A man is reportedly set to plead guilty to killing 19 disabled people at a care home in Japan, having allegedly told a local newspaper he stabbed them to death “for the sake of society”.
Satoshi Uematsu, 29, is in prison awaiting trial for the murders of 10 women and nine men aged between 18 and 70, who were stabbed to death where they lived in the city of Sagamihara in July 2016.
He is accused of using a hammer to break into the building, before tying up a worker, stealing their keys and going from room to room to stab his victims in the necks as they slept in the early hours of 26 July.
Uematsu, who used to work at the facility, turned himself into a local police station a few hours after the incident and goes on trial on 8 January.
According to the Reuters news agency, Uematsu will not dispute the accusations against him and will “admit” to all of his crimes before the verdict is due on 16 March.

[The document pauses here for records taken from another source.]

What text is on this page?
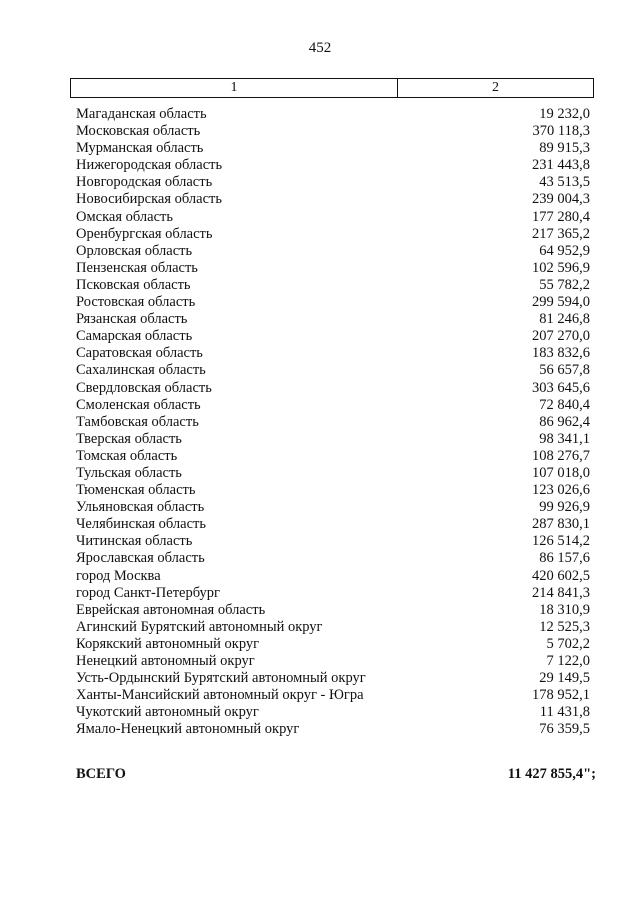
452
1	2
Магаданская область	19 232,0
Московская область	370 118,3
Мурманская область	89 915,3
Нижегородская область	231 443,8
Новгородская область	43 513,5
Новосибирская область	239 004,3
Омская область	177 280,4
Оренбургская область	217 365,2
Орловская область	64 952,9
Пензенская область	102 596,9
Псковская область	55 782,2
Ростовская область	299 594,0
Рязанская область	81 246,8
Самарская область	207 270,0
Саратовская область	183 832,6
Сахалинская область	56 657,8
Свердловская область	303 645,6
Смоленская область	72 840,4
Тамбовская область	86 962,4
Тверская область	98 341,1
Томская область	108 276,7
Тульская область	107 018,0
Тюменская область	123 026,6
Ульяновская область	99 926,9
Челябинская область	287 830,1
Читинская область	126 514,2
Ярославская область	86 157,6
город Москва	420 602,5
город Санкт-Петербург	214 841,3
Еврейская автономная область	18 310,9
Агинский Бурятский автономный округ	12 525,3
Корякский автономный округ	5 702,2
Ненецкий автономный округ	7 122,0
Усть-Ордынский Бурятский автономный округ	29 149,5
Ханты-Мансийский автономный округ - Югра	178 952,1
Чукотский автономный округ	11 431,8
Ямало-Ненецкий автономный округ	76 359,5
ВСЕГО	11 427 855,4";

The case has attracted enormous media attention and since March 2017 the suspect himself has given some 26 interviews to the Mainichi Shimbun newspaper.
He said in February last year that “there was no reason” for his victims to live and described those who lived at the care home as people with “failed minds”.
He added: “I had to do it for the sake of society.”
Uematsu, who also left a number of people injured during his alleged rampage, has said he is “sorry” to the families of those he killed but has repeatedly told the newspaper that the deaths could not be helped.
He has acknowledged that a heavy sentence is “unavoidable”, but believes execution would be excessive for an attack that was described at the time as one of the worst crimes in modern Japanese history.
In April this year, Uematsu told the paper: “I didn’t do anything that would warrant the death penalty.”
Capital punishment in Japan is usually reserved for people who have carried out multiple murders, or in otherwise extreme cases such as when a victim has been tortured.
Japan and the US are the only developed democracies in the world that still use capital punishment, and more than three dozen executions have been carried out since Prime Minister Shinzo Abe took office in 2012.